We were walking along a path that meandered through a particularly thick part of the ‘forest’. We had been walking in silence, something Merlin seemed to prefer over small talk, until I blurted out a question that had been gnawing at me for almost as long as I have been aware of the existence of ‘other worlds’...since John Red Bear had first talked about the Three Worlds of Spirit.

“Merlin, how can there be so many different damned worlds?”

He stopped, turned to face me, and replied with a question of his own, “How can there not be?”

“Huh?”

“How can there not be so many different worlds?”

“Well,...uh...I would think one would be enough...”

“Do you now? So you think there should just be the one world that all of us should be born into, and die in eh?”

“Yeah, why not? It would be so much simpler to understand everything.”

“And just why should everything be simple for you? Must everything be understood?”

“Dammit old man, things should be a Hell of a lot easier to understand! How the Hell can there be a world in which we live and breathe, and then have three different Spirit Worlds for Spirits to go back and forth from, and then for there to be places like this strange-assed place and that’s not to mention Zulu’s freaky-assed Fun House Mirror World? Then there was this weird Void like place I was at when Ma Grendel and I were killed by that blade...damn I can’t keep track of all of these damn places!!! How do you make sense of any of it?”

The old coot cracked a smile at my exasperated expression, and then used his walking stick to prod me to move aside. “Ah yes, now that, my boy, is a good question.
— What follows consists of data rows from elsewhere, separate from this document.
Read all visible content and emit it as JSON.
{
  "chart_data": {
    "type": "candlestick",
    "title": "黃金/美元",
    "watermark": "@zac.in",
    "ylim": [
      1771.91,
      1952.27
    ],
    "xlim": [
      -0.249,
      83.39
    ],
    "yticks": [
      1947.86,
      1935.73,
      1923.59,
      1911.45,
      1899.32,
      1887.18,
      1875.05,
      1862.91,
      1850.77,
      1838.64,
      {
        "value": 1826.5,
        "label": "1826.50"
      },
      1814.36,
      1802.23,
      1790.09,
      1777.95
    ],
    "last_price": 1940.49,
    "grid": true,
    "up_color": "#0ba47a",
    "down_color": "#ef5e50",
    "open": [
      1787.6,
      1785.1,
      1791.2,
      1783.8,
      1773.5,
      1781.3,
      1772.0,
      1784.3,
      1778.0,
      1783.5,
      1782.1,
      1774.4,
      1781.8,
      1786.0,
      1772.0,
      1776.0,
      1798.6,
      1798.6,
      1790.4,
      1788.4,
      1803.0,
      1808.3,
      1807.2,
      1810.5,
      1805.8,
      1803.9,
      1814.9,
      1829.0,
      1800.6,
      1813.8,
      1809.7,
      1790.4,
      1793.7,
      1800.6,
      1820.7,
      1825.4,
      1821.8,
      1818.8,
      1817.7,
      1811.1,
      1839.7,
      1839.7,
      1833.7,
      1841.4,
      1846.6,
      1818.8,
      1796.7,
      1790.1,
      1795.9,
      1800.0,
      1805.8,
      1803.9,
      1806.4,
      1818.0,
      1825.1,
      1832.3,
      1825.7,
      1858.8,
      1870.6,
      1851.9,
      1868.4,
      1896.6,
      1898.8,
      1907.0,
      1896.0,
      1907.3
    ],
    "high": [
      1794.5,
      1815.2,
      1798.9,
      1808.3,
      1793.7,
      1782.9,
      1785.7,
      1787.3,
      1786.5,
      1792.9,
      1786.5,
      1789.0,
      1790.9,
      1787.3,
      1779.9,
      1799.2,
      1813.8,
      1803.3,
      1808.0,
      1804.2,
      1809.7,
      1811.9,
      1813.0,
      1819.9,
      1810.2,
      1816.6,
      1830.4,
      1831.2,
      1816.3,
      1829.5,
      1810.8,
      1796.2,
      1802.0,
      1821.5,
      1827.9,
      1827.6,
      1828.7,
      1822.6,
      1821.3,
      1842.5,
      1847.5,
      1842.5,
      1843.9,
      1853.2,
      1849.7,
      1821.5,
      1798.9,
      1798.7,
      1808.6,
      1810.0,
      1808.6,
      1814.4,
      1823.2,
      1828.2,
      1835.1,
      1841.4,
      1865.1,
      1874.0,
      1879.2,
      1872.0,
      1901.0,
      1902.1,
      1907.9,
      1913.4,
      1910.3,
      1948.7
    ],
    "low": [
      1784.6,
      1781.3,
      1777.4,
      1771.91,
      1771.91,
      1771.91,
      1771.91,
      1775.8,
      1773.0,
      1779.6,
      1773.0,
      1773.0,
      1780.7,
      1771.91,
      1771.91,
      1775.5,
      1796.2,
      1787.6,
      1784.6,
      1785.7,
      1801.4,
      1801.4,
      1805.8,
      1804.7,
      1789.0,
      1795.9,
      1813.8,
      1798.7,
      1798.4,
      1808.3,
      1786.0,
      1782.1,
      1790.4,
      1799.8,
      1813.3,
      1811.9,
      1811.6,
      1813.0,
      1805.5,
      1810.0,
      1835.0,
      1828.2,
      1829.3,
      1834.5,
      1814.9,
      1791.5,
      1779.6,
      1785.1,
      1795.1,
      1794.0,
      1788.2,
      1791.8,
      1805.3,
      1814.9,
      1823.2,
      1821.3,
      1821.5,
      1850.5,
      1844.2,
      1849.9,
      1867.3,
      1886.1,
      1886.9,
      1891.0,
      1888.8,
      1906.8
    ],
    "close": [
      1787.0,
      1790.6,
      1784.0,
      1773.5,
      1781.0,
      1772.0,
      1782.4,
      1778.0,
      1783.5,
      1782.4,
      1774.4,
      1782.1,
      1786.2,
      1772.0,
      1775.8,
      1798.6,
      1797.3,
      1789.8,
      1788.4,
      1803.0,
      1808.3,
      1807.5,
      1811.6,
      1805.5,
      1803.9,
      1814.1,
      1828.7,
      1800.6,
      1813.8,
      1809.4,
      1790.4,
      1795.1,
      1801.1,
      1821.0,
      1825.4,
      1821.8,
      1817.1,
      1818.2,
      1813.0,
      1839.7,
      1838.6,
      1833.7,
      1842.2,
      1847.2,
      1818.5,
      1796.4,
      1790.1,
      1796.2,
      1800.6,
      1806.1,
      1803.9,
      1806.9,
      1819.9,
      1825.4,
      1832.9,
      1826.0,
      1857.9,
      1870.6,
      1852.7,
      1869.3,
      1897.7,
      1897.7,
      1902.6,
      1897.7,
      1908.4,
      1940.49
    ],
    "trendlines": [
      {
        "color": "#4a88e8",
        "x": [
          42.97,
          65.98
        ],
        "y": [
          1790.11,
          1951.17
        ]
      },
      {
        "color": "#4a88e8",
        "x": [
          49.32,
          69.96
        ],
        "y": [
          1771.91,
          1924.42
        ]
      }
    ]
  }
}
But before I answer that, I’ll ask you to kindly step out of my little garden here.”

As I moved aside for him, I looked down to see a small patch of dark loamy earth which was now marked by some boot marks. There were several rows of neatly ordered garden vegetables lined up. I could’ve sworn there was only a path through the woods here before.

The old guy got down onto his knees and fussed with a couple of tomato plants that I had apparently damaged, and then after clucking his tongue, he reach over to a row of mounded earth with some green stalks growing up from each little mound in the row. He dug his hands deftly into the dark earth and came up a large, round onion. Using a small knife he quickly removed the green stalks at the top, and the little pointy root at the bottom, leaving a nice, full onion which he tossed over his shoulder to me without looking back.

Still puttering about with some of the other plants, he looked back briefly at me and said, “Study that onion. It is a fine specimen.”

“Study an onion? What the f...why?”

“In that root, you shall find many clues to the mysteries of the Universe.”

“How am I going to learn more about the Universe by studying an onion?”

He snorted as he looked back at his garden. “Another good question, so go study it and see if you can come up with an equally good answer.”